MEXICO CITY -- Mexico’s Supreme Court elected the first female chief justice in its history Monday.
Justice Norma Lucía Piña was sworn in for her four-year term at the head of the 11-member court, pledging to maintain the independence of the country’s highest court.
“Judicial independence is indispensable in resolving conflicts between the branches of government,” Piña said Monday in laying out her plans. “My main proposal is to work to build majorities, leaving aside my personal vision.”
As chief justice, Piña will also head the entire judicial branch. She is not considered an ally of President Andrés Manuel López Obrador, and opposition parties welcomed her election.
The 6-5 vote by her fellow ministers Monday came despite pressure by López Obrador on the ministers.
López Obrador had backed another female justice, Yasmín Esquivel, for the top post. But indications emerged recently that Justice Esquivel may have plagiarized an academic paper to get her bachelor’s degree in the late 1980s.

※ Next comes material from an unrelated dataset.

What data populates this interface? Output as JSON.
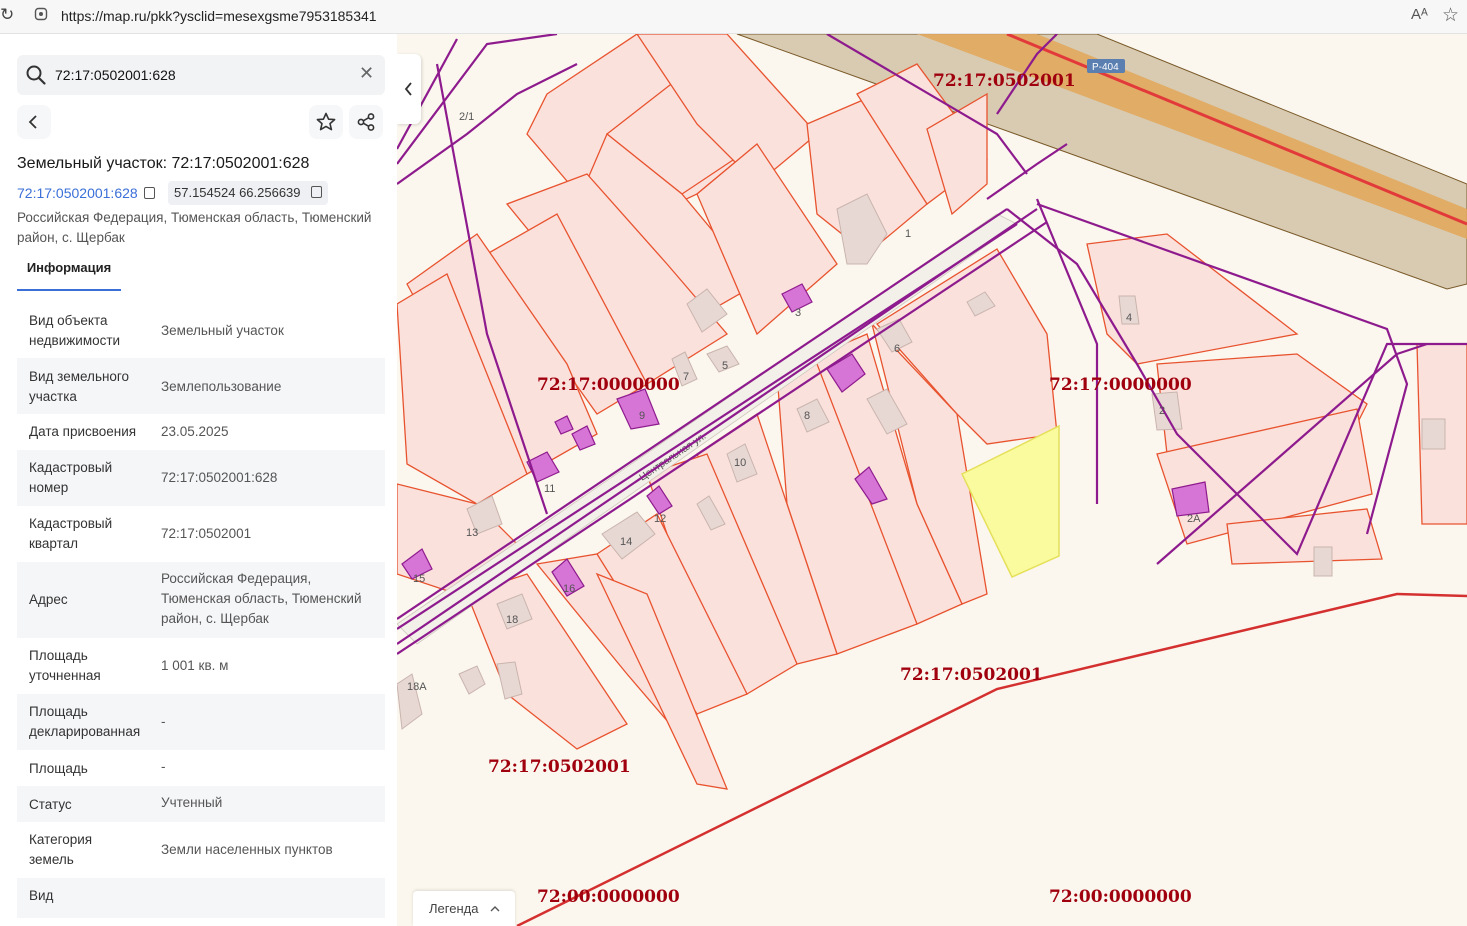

The public university where she got that degree is still studying the case; her thesis, presented in 1987, was identical to one presented a year earlier. Esquivel claimed the earlier thesis copied her later work.
The president has pushed a number of controversial laws through Congress, only to see them blocked by the courts, and getting an ally elected as chief justice was seen as key for López Obrador.
On Monday, he claimed “the judicial branch has been kidnapped ... has been eclipsed by money, by economic power.”
However, Sen. Olga Cordero, López Obrador's former Interior Secretary, welcomed Piña's election.
“Now is the time of human rights, the time for women,” Cordero wrote in her social media accounts.